Reply To: IVIG dependent CIDP

jk
September 7, 2014 at 1:30 pm

Yes, I have heard of it.

“..it was explained to us…” and how much credibility do these explainers have?

Personally, I might consider myself IVIG dependent, if and only if, I have tried and failed (and have been given them by a neuromuscular CIDP specialist) all of these:

Pub Med Central Theraputic Advances in Neurological Disorders by Kenneth C. Gorson corresponding author
Department of Neurology, St.

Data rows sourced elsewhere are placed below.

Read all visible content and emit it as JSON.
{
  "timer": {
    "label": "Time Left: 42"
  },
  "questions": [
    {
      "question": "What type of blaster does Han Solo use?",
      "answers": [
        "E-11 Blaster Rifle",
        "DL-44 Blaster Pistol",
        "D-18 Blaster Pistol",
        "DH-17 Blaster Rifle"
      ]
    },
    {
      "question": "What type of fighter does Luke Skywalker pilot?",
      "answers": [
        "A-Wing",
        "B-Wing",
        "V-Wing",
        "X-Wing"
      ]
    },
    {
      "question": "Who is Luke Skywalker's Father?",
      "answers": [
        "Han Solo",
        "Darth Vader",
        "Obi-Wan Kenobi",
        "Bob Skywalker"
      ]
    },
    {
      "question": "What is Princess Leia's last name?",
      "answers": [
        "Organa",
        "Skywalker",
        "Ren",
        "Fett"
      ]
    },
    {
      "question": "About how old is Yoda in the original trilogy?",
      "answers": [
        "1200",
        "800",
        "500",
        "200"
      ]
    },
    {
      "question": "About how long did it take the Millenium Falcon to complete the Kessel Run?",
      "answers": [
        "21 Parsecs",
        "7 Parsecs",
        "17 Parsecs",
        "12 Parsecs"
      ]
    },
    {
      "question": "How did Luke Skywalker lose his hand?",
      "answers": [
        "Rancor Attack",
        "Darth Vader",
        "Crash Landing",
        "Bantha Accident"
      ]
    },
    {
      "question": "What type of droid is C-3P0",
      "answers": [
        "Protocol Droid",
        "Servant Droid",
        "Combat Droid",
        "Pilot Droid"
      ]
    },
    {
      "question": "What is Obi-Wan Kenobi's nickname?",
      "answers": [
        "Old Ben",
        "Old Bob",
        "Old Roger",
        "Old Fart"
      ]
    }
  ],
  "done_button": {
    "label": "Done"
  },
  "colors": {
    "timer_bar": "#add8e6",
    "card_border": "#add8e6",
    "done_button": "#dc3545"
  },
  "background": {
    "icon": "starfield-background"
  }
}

Elizabeth’s Medical Center, 736 Cambridge Street, Boston, MA 02135, USA
Nov 2012; 5(6): 359–373.

Table 5.

Therapy for chronic inflammatory demyelinating polyneuropathy.
Proven therapies from randomized controlled trials: Level I evidence [Ashman and Gronseth, 2012]
IVIg
Prednisone
Plasma exchange
Pulse oral dexamethasone

Therapies ineffective based upon randomized controlled trials: Level I evidence; These studies all had difficulties in trial design:
Azathioprine
Interferon B1a (Level II evidence)
Methotrexate

Therapies of unproven benefit but probably helpful as steroid sparing agents, based upon clinical experience, and > 1 case series: Level IV evidence
Cyclosporine A
Cyclophosphamide
Azathioprine

Other therapies of unproven benefit: Level IV evidence
Mycophenolate mofetil
Pulse weekly oral prednisolone
Pulse weekly oral dexamethasone
Pulse weekly intravenous methylprednisolone
Rituximab
Interferon alpha 2a
Etanercept
Tacrolimus
Alemtuzumab
Natalizumab
Hematopoietic stem cell transplantation end quote.

Finally, I suggest that your conclusion “… And if that’s the case then stem cell transplant won’t work.” is neither factually based nor a correct conclusion based solely on the presumption of being “ivig dependent.”